John Kelly, Dictionary.com’s associate director of content and education, said:
“This year, we saw a lot of businesses and organizations very prominently, publicly, beginning efforts to promote diversity, equity and inclusion. Allyship is tied to that. In the classroom, there is a flashpoint around the term critical race theory. Allyship connects with this as well.”
Kelly stated that searches for the word “ally” rose considerably in 2020 and 2021 and was in the top 850 searches this year. The site “broadened the definition of ‘ally’ to include the more nuanced meaning,” according to the AP. The site also added “DEI” and “Critical Race Theory” this year.
The AP reported:
Among the example’s [sic] of how to use the word in a sentence cited by Merriam-Webster is this one written by Native activist Hallie Sebastian: “Poor allyship is speaking over marginalized people by taking credit and receiving recognition for arguments that the unprivileged have been making for their entire lives.”
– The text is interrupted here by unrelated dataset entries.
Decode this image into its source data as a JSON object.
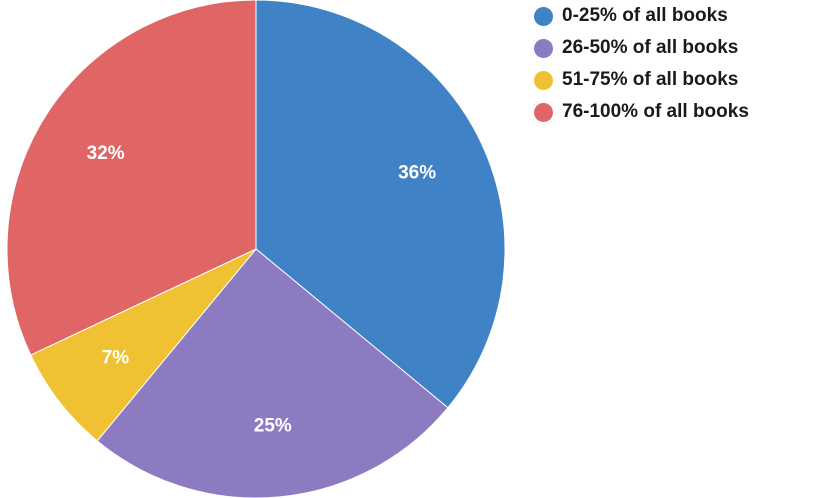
{
  "chart_data": {
    "type": "pie",
    "title": "",
    "legend_position": "top-right",
    "categories": [
      "0-25% of all books",
      "26-50% of all books",
      "51-75% of all books",
      "76-100% of all books"
    ],
    "values": [
      36,
      25,
      7,
      32
    ],
    "labels": [
      "36%",
      "25%",
      "7%",
      "32%"
    ],
    "colors": [
      "#3f82c6",
      "#8c7bc0",
      "#f0c132",
      "#e06666"
    ]
  }
}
This is not the first time the site has been political with its Word of the Year. In 2018, they chose the term “misinformation,” which might appear to be benign, but those on the right know that the left applies that label to viewpoints that contradict their own — not actual false information.
I know what you’re thinking: “But Jeff, how can you possibly know if Dictionary.com uses the left’s version of the word.”
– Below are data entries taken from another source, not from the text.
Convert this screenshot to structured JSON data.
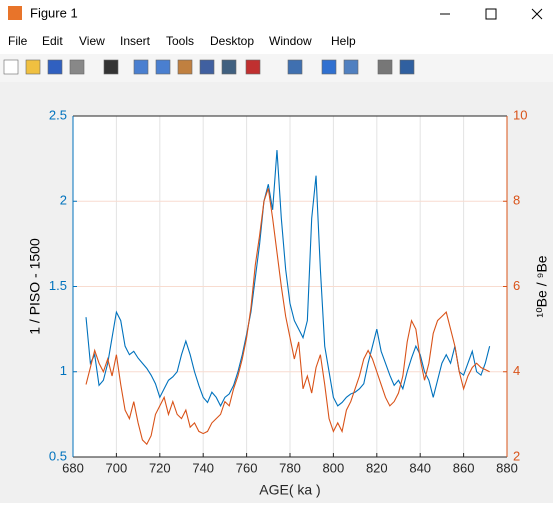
{
  "window": {
    "title": "Figure 1",
    "menu": [
      "File",
      "Edit",
      "View",
      "Insert",
      "Tools",
      "Desktop",
      "Window",
      "Help"
    ]
  },
  "chart_data": {
    "type": "line",
    "xlabel": "AGE( ka )",
    "ylabel": "1 / PISO - 1500",
    "y2label": "¹⁰Be / ⁹Be",
    "x": [
      686,
      688,
      690,
      692,
      694,
      696,
      698,
      700,
      702,
      704,
      706,
      708,
      710,
      712,
      714,
      716,
      718,
      720,
      722,
      724,
      726,
      728,
      730,
      732,
      734,
      736,
      738,
      740,
      742,
      744,
      746,
      748,
      750,
      752,
      754,
      756,
      758,
      760,
      762,
      764,
      766,
      768,
      770,
      772,
      774,
      776,
      778,
      780,
      782,
      784,
      786,
      788,
      790,
      792,
      794,
      796,
      798,
      800,
      802,
      804,
      806,
      808,
      810,
      812,
      814,
      816,
      818,
      820,
      822,
      824,
      826,
      828,
      830,
      832,
      834,
      836,
      838,
      840,
      842,
      844,
      846,
      848,
      850,
      852,
      854,
      856,
      858,
      860,
      862,
      864,
      866,
      868,
      870,
      872
    ],
    "series": [
      {
        "color": "#0072bd",
        "axis": "y",
        "values": [
          1.32,
          1.05,
          1.1,
          0.92,
          0.95,
          1.05,
          1.2,
          1.35,
          1.3,
          1.15,
          1.1,
          1.12,
          1.08,
          1.05,
          1.02,
          0.98,
          0.93,
          0.85,
          0.9,
          0.95,
          0.97,
          1.0,
          1.1,
          1.18,
          1.1,
          1.0,
          0.92,
          0.85,
          0.82,
          0.88,
          0.85,
          0.8,
          0.85,
          0.87,
          0.92,
          1.0,
          1.1,
          1.22,
          1.35,
          1.55,
          1.75,
          2.0,
          2.1,
          1.95,
          2.3,
          1.9,
          1.6,
          1.4,
          1.3,
          1.25,
          1.2,
          1.3,
          1.9,
          2.15,
          1.6,
          1.15,
          1.0,
          0.85,
          0.8,
          0.82,
          0.85,
          0.87,
          0.88,
          0.9,
          0.93,
          1.05,
          1.15,
          1.25,
          1.12,
          1.05,
          0.98,
          0.92,
          0.95,
          0.9,
          1.0,
          1.08,
          1.15,
          1.1,
          1.0,
          0.95,
          0.85,
          0.95,
          1.05,
          1.1,
          1.05,
          1.15,
          1.0,
          0.98,
          1.05,
          1.12,
          1.0,
          0.98,
          1.05,
          1.15
        ]
      },
      {
        "color": "#d95319",
        "axis": "y2",
        "values": [
          3.7,
          4.1,
          4.5,
          4.2,
          4.0,
          4.3,
          3.9,
          4.4,
          3.7,
          3.1,
          2.9,
          3.3,
          2.8,
          2.4,
          2.3,
          2.5,
          3.0,
          3.2,
          3.4,
          3.0,
          3.3,
          3.0,
          2.9,
          3.1,
          2.7,
          2.8,
          2.6,
          2.55,
          2.6,
          2.8,
          2.9,
          3.0,
          3.3,
          3.2,
          3.6,
          3.9,
          4.3,
          4.8,
          5.5,
          6.5,
          7.2,
          8.0,
          8.3,
          7.6,
          6.8,
          6.0,
          5.3,
          4.8,
          4.3,
          4.7,
          3.6,
          3.9,
          3.5,
          4.1,
          4.4,
          3.7,
          2.9,
          2.6,
          2.8,
          2.6,
          3.1,
          3.3,
          3.6,
          3.9,
          4.3,
          4.5,
          4.3,
          4.0,
          3.7,
          3.4,
          3.2,
          3.3,
          3.5,
          3.9,
          4.7,
          5.2,
          5.0,
          4.3,
          3.8,
          4.2,
          4.9,
          5.2,
          5.3,
          5.4,
          5.0,
          4.6,
          4.0,
          3.6,
          3.9,
          4.1,
          4.2,
          4.1,
          4.05,
          4.0
        ]
      }
    ],
    "xlim": [
      680,
      880
    ],
    "xticks": [
      680,
      700,
      720,
      740,
      760,
      780,
      800,
      820,
      840,
      860,
      880
    ],
    "ylim": [
      0.5,
      2.5
    ],
    "yticks": [
      0.5,
      1,
      1.5,
      2,
      2.5
    ],
    "y2lim": [
      2,
      10
    ],
    "y2ticks": [
      2,
      4,
      6,
      8,
      10
    ],
    "ycolor": "#0072bd",
    "y2color": "#d95319",
    "grid": true
  }
}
Well, dear reader, we can easily see this in the examples they use to illustrate the definition. The site singled out Cambridge Analytica, which “harvested personal data on Facebook to create in-depth psychological profiles of individuals, which were used to influence the Brexit vote and the US election,” according to the site.
The article also said:
The subsequent spread of misinformation contained in memes can have serious, even violent consequences. Cesar A. Sayoc Jr., who was charged with sending 13 bombs in the mail to outspoken opponents of President Trump this October, drove a white van with memes plastered on the windows. His actions were stoked by the messaging common in political memes which often spread misinformation.
Pretty interesting that they did not bother to list an example of misinformation coming from the left, isn’t it?
In 2017, the Word of the Year was “complicit.”
Those who remember “Saturday Night Live’s” silly skit blaming Ivanka Trump because her father is a big meanie. The article said:
The first spike in searches for complicit was on March 12, with a 10,000% increase in daily average lookups. This was the day after Saturday Night Live aired their satirical ad featuring Scarlett Johansson playing Ivanka Trump, hawking a perfume called Complicit. This scent was marketed as “The fragrance for the woman who could stop all this, but won’t.”
The label was also applied to former EPA chief Scott Pruitt when former President Donald Trump decided to pull the U.S. out of the useless Paris Climate Agreement:
Climate change has been thrust into the spotlight this year with President Trump’s decision to withdraw the US from the Paris Climate Agreement. Additionally, the new EPA chief Scott Pruitt has been complicit in his refusal to acknowledge that humans play a primary role in climate change.
But despite their attempts to play to the woke crowd, choosing the word “allyship” is particularly interesting given the reality that most high-profile individuals and corporations to whom it would apply are not exactly as adamant about protecting the oppressed as it might seem. Take other woke corporations for example.
A report published earlier this year showed that out of the combined $50 billion pledged by major corporations to supposedly promote racial “equity,” only a small fraction had been allocated or spent for this purpose.
But what about supposed “allies” in government? High-profile white progressives have done a decent job of convincing the nation that they actually care about black and brown Americans. But then they push for measures like “Defund the Police,” which has gotten a disturbing number of minorities killed.
Of course, this is not to say that there aren’t genuine allies out there working to help their fellow Americans. Even during the Civil Rights Movement, plenty of white Americans marched with Dr. Martin Luther King Jr. But unfortunately, it seems today’s version of allyship is more performative than authentic. As long as the hard left dominates the conversation on race, this will always be the case.